Microsoft confirms Arc Touch Mouse, takes digs at Apple
updated 11:45 am EDT, Wed September 1, 2010
Microsoft Arc Touch Mouse made official
Microsoft today confirmed its repeatedly teased controller, the Arc Touch Mouse. The design is considered the first mouse to completely fold flat for travel and uses its namesake touch to achieve the goal: the center strip both serves for scrolling and as a multi-purpose area that handles middle-clicks and page up/down. Haptic feedback helps compensate for the absence of the detents that would normally accompany a physical scroll wheel.
Like most of Microsoft's newer mice, the Arc Touch finds its position with a BlueTrack blue laser and uses a very small USB receiver to beam input over RF wireless. The decision to skip Bluetooth gives it about six months of use, even with AAA batteries.
Pre-orders start later today at Amazon, Best Buy and Buy.com, but shipments won't start until early December, when the Arc Touch will cost $70. Most outlets should have the mouse by January.
In unveiling the mouse, Microsoft also made an attempt to reclaim ground from Apple's Magic Trackpad by insisting that the Arc Touch Mouse is a revival. It acknowledged that touchscreens and touchpads were growing but rejected the idea that the "mouse's days are numbered." A third of notebook buyers still get a mouse with the system, the company claimed.
"The reasons people need external mice will not change: comfort and precision," Hardware Group lead Brett Ostrum said.

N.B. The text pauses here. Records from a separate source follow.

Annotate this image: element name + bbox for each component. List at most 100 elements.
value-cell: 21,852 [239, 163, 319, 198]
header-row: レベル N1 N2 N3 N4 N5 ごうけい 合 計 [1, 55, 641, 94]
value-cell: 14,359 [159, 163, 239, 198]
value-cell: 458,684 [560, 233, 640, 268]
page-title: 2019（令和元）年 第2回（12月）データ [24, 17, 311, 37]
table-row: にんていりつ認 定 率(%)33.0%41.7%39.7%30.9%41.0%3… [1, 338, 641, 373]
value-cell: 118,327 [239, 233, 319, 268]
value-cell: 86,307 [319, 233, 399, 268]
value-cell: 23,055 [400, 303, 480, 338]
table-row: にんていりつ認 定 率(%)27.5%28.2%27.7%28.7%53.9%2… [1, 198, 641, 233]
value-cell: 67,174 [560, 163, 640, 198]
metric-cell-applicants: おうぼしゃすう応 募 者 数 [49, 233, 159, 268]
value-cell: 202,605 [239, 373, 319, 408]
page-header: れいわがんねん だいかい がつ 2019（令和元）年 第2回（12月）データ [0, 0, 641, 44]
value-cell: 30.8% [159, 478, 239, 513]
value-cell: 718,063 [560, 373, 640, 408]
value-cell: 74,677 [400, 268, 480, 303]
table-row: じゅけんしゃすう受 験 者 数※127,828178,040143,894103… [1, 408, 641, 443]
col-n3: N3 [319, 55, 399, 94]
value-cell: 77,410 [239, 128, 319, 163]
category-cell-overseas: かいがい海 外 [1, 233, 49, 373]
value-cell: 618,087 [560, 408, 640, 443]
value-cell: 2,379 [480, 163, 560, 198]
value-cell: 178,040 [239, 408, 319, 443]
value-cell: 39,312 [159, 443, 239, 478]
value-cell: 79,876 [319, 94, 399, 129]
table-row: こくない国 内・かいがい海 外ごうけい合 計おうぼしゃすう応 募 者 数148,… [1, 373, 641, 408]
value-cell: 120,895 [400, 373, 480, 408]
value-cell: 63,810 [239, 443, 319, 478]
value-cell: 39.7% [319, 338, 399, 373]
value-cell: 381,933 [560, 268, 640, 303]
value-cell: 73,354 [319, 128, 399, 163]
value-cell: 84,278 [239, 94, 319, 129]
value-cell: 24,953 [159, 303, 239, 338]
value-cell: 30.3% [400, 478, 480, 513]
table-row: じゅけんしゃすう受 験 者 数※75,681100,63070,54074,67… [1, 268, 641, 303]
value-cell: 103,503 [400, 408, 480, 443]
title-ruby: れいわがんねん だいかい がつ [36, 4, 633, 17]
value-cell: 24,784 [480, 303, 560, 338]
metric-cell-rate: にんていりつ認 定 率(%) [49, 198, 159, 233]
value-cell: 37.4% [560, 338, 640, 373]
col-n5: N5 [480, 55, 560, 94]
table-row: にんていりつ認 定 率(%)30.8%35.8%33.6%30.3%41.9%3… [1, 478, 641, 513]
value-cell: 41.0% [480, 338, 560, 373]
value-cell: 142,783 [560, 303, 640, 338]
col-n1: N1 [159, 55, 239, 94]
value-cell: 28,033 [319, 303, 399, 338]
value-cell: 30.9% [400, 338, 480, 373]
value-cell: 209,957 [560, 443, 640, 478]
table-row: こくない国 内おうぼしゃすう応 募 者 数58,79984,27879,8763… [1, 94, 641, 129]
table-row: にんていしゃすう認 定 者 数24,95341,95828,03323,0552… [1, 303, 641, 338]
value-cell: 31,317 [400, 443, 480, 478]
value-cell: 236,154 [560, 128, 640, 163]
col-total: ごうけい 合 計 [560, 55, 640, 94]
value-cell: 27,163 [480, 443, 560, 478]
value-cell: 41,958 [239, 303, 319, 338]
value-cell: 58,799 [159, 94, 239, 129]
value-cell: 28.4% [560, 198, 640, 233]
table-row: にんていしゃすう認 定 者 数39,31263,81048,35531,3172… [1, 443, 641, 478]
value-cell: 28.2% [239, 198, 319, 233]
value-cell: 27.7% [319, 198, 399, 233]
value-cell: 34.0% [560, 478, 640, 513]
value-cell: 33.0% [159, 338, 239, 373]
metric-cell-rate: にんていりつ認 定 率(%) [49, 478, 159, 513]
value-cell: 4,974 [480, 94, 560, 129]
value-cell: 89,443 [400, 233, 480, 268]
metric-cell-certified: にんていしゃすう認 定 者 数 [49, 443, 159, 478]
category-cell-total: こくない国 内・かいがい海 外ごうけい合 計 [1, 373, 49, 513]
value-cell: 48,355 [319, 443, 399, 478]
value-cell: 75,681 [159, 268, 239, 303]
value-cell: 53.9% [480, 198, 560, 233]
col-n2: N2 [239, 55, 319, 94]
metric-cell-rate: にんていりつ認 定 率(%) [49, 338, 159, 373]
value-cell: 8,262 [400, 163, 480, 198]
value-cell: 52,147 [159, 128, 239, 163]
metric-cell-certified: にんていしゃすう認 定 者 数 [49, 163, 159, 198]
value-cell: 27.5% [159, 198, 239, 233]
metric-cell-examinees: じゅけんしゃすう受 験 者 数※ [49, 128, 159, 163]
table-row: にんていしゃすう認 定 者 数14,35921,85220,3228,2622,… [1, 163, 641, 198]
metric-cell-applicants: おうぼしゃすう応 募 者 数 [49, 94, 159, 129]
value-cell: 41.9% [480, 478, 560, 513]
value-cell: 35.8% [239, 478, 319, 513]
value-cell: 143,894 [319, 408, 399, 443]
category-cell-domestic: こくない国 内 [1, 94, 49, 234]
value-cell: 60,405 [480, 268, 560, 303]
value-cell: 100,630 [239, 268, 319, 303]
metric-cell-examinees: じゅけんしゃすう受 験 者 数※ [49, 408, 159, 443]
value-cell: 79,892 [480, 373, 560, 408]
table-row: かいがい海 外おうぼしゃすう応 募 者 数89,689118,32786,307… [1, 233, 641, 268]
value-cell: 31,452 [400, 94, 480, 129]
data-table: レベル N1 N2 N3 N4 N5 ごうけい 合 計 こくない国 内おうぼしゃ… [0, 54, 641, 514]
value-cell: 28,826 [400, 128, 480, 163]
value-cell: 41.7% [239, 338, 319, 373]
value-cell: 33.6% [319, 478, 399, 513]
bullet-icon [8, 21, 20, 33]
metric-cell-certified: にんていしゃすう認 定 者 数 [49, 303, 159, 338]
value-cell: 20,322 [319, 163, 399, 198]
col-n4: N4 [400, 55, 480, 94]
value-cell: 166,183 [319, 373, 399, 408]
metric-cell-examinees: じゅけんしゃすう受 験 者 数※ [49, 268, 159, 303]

The statements show a degree of sensitivity at Microsoft, as Apple has readily said it doesn't expect a revolution in which the Magic Trackpad replaces the mouse. However, it has been one of the most vocal proponents of touchscreens and multi-touch trackpads and could cast doubt on a traditional keyboard-and-mouse model.







Fresh-Faced Recruit
Joined: Feb 2005
How Will Apple Ever Recover Now?
Wow ... from digs like that, Apple's clearly doomed. When will Apple learn you need USB dongles to make truly successful peripheral devices?
(Removing tongue from cheek, laughing at MS once again, and returning to real life now.)